Abkhazia: UN Asked to Urge Georgia to Honor Effective Agreements


Foreign Ministry of the unrecognized Republic of Abkhazia has asked the UN to give a fair assessment to Georgian President speech at the last session of the UN General Assembly.

SUKHUMI, September 25 (Itar-Tass) - Foreign Ministry of the unrecognized Republic of Abkhazia has asked the United Nations to give an unbiased assessment to Georgian President Mikhail Saakashvili's speech at the 61st session of the UN General Assembly and to urge the Georgian authorities to honor the effective agreements and obligations.

A statement the Foreign Ministry issued here Monday says: "Abkhazia asks the UN to demand that Georgia honor Clause 2.4 of the Moscow agreement and begin an immediate withdrawal of its armed units from the upper part of the Kodori Gorge."

"Abkhazia also asks the UN to call on Georgia to return to the table of negotiations in the existing format and to sign unconditionally a document on non-resumption of military actions, which the two sides coordinated, and on international security guarantees," the statement says.
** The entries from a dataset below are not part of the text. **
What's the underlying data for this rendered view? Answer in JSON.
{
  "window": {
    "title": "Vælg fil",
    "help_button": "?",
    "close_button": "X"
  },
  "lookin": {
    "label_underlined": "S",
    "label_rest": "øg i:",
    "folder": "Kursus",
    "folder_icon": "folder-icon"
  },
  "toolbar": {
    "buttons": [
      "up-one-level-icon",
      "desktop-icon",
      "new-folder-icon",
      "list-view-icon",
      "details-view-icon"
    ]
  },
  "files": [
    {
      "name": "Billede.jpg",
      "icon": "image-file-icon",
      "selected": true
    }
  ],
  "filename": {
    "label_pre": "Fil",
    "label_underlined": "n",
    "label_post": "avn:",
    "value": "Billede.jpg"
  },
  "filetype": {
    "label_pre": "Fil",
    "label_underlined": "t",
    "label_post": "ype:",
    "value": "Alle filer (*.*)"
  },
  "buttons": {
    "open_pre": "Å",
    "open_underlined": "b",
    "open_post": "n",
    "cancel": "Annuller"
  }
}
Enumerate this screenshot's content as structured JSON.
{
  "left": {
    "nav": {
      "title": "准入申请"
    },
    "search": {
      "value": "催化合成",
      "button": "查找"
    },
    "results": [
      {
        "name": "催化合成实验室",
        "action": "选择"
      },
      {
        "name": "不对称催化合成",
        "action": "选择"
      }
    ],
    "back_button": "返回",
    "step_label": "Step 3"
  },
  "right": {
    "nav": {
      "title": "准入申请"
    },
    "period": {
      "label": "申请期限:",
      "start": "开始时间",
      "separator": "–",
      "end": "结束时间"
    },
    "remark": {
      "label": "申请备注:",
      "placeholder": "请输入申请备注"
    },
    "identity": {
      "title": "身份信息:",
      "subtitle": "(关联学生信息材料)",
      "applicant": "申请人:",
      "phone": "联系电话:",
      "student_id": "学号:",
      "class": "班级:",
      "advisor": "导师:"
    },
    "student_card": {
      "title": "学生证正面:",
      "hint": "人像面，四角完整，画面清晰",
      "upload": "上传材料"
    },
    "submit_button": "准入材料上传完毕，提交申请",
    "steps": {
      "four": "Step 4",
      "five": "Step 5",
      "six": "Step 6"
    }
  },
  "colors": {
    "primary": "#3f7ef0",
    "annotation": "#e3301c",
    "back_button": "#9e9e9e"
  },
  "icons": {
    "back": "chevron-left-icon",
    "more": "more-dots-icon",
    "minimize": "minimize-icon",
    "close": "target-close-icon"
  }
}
"As a party to the conflict and an immediate participant in the process of negotiations, Abkhazia once again asks the UN to consider a possibility of inviting its representatives to the next meeting of the UN Security Council, in the course of which all the attending members of the council will be able to hear the Abkhazian viewpoint and get a more truthful picture of Georgian-Abkhazian peace settlement process," the Foreign Ministry said.

It voiced grave concern over President Saakashvili's recent speech at the UN where he practically declared that Georgia was pulling out of UN-guided talks with Abkhazia and another much-troubled region, North Ossetia.

"Saakashvili's speech once again showed the Georgian government is showing off its conflict with Abkhazia as a Georgian-Russian conflict," the Foreign Ministry said. "This approach shows Georgia's willingness to apportion all blame for the initiation of conflicts in these two regions to Russia."